Back to the first two questions. Thanks to Twitter geocoding, we can strip out the UK opinion from everyone else’s, or we can just assume that the majority of English-speaking tweets who care about Eurovision will come from the UK. We do need to do some filtering, or else we will just assume our own country wins; as countries can’t vote for themselves, we need to remove that as a possibility.

The ultimate question and gold standard involve two things: how do the betting companies do it? and how can we build something that reflects twitter/online sentiment (think Facebook Connect on a Eurovision live stream) over time, comparing that to votes?
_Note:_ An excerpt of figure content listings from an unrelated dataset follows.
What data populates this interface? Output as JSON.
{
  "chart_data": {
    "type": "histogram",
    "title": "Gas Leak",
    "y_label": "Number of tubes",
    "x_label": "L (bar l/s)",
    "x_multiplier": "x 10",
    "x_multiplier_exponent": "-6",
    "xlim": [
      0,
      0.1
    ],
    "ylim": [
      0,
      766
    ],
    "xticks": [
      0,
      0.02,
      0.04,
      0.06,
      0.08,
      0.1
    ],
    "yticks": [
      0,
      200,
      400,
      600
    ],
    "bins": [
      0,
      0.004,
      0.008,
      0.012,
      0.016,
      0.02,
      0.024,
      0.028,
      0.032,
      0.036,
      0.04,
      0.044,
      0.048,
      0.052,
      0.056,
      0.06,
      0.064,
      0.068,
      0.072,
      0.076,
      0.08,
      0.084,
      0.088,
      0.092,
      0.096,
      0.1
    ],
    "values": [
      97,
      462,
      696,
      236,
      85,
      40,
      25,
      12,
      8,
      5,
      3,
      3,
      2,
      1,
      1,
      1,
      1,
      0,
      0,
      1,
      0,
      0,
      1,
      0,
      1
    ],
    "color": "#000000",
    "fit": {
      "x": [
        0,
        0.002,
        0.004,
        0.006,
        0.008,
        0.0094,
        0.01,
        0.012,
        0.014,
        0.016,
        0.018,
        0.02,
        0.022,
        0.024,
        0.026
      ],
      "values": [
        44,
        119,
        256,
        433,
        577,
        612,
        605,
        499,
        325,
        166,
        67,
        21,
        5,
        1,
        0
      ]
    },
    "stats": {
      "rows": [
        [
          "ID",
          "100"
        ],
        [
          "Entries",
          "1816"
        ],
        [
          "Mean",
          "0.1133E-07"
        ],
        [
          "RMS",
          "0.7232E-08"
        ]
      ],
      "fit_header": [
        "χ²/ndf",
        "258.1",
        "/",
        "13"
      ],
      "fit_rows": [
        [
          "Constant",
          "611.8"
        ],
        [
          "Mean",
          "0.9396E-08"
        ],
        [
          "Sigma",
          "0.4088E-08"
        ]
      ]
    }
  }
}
It’s like a constant, ongoing, realtime poll that could affect betting as well as simply being a fun way of automatically watching bar charts change as you talk.

Of course, there are problems associated with the IR/NLP side of things. How do we know which entry a tweet refers to? How do we track @-conversations to measure agreement with sentiment? (e.g. @Wossy says Norway’s act is amazing and 100 people say “@Wossy I agree!!!!”). How do we strip out the sarcasm, or do we? Do we build a probability model specific to Eurovision and refine it after every act by looking at the sentiment, or do we simply track mentions and normalise? Do we even normalise?

There are answers to some of these problems, varying from the complicated to the simple (”We don’t”). Some of it is more experimental, to see what’s the best result. And some of it is just academic fun :)

So, next year, if you see an interactive, realtime, constantly-changing chart of who’s going to win Eurovision, you know who created it — and some of the hurdles along the way!